Sadly, many vendors are attempting to replicate this model with “virtual appliances” and network-based solutions instead of embracing workload focused analysis at the host layer. “Cloud washing” network analysis is simply untenable given the way we think about and build our systems today.
#3 Concerns with Proxy Availability, Complexity & Security
Let us assume that you are okay paying the price to stream all or most of your traffic twice. One common technique to decrease the per-host penalty is to proxy all host-to-host network traffic through a set of servers that are running the network monitor or tap.
This set up heavily penalizes east-west network traffic (server-to-server), especially if you can imagine introducing an extra network hop to each RPC call. But only proxying north-south network traffic (external-to-internal) does not give you sufficient visibility since you must understand how your workloads interact with one another. Plus, as all of those articles from the 1990s and 2000s taught us, perimeter detection alone is not sufficient and you must deploy monitoring with a “defense in depth” mindset.

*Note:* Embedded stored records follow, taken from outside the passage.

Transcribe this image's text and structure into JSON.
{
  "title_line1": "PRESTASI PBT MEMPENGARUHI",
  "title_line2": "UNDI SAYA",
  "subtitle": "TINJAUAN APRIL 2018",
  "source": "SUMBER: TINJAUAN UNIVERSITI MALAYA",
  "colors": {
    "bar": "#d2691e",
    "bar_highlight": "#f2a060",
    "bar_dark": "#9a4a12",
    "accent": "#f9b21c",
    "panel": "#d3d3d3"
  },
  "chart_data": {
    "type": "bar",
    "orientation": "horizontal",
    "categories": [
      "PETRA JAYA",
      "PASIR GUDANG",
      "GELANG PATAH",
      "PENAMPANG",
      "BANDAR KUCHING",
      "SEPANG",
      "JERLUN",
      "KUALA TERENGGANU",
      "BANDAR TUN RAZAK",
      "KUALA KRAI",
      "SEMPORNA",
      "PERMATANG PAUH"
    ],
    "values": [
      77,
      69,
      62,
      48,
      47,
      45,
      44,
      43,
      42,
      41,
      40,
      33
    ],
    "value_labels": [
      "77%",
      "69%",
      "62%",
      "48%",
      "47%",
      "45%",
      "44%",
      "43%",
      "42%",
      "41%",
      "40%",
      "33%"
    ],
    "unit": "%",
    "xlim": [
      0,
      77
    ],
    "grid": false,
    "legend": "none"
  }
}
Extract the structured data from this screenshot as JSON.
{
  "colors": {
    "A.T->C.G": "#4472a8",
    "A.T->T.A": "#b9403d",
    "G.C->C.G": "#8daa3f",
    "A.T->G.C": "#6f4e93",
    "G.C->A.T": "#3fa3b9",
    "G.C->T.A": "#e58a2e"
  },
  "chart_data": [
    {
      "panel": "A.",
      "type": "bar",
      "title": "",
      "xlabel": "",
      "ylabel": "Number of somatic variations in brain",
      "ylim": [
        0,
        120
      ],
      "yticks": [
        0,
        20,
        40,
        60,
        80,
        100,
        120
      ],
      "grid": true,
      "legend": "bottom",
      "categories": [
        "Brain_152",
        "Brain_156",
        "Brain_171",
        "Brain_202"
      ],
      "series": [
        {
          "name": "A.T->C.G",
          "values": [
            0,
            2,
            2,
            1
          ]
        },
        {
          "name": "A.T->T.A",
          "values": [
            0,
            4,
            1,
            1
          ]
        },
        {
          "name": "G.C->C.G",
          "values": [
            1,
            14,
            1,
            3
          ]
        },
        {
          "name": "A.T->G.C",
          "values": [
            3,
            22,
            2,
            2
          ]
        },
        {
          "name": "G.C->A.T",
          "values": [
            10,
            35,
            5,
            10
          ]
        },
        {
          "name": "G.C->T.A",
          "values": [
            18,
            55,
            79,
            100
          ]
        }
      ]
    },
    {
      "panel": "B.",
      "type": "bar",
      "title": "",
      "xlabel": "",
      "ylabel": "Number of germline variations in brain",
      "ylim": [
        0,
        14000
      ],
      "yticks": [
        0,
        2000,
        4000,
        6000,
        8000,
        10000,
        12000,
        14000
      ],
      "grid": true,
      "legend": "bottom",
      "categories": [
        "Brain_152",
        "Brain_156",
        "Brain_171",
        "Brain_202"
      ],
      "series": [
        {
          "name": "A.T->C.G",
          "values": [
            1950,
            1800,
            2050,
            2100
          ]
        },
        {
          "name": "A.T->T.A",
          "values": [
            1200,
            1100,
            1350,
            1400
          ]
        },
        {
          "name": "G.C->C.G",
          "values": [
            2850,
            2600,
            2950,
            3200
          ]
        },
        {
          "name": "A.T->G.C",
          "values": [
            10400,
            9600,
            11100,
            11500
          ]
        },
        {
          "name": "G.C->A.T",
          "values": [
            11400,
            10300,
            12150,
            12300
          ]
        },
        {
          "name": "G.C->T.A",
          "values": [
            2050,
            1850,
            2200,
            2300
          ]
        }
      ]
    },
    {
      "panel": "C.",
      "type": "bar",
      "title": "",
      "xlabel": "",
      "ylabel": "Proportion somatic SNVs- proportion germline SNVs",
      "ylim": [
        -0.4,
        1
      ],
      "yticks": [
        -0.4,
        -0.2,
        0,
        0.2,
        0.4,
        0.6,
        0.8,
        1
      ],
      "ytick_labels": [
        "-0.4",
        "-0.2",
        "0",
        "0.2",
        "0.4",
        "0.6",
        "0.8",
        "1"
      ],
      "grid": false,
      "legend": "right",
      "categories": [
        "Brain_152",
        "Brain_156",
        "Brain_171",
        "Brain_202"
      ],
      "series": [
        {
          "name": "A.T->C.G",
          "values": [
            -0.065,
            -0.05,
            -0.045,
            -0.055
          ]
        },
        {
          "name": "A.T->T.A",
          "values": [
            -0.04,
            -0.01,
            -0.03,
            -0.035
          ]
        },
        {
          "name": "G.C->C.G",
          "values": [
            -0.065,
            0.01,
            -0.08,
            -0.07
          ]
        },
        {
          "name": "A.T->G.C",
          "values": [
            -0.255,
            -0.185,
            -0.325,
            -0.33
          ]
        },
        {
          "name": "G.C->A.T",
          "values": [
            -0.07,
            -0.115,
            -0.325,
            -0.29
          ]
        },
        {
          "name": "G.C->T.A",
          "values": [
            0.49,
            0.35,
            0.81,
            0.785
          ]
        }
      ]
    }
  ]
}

However you arrange your proxies, you really only get insight into the traffic if you can decrypt it to inspect the payload. Your north-south network traffic is almost certainly encrypted and I have seen more companies encrypt east-west network traffic on principal due to fear stemming from high profile disclosures. Decrypting that traffic costs compute and likely introduces more latency into the proxy’s network hop.
Not only does this put you in a position of managing many proxy servers to sustain high availability and throughput, but you also have to deploy certificates and private keys onto the proxies to decrypt the traffic. This could be a very risky proposition depending on where the proxy sits in your network architecture. This is especially true if you are decrypting north-south traffic on a NAT host, because now your private keys and certificates sit on a WAN routable host.
Host-based monitoring does not introduce any of these complexities. We go so far as to never inspect your network packets at Threat Stack, instead only monitoring the network connection table and associating those connections with processes in your system. This way we can tell you who or what your workload is talking to, and likely why, without having to penalize network performance, introduce new availability concerns, or potentially put private keys at risk.
From our and our customers’ experiences, the deployment of a host-based IDS is far simpler than a network-based IDS, which is itself a security feature.
If you look back over this article, you will notice that the majority of our comparison has been from the architectural and infrastructure point of view. This must be the starting point for new security products looking to secure Cloud deployments, as we have seen in other software verticals. Forklifting on-premises assets or Cloud washing concepts for off-premises deployments leads to confused or less impactful value.
Focusing on the workload and understanding the new architectural behaviors in the Cloud, such as the lack of network control and bandwidth availability, naturally leads to host-based intrusion detection systems.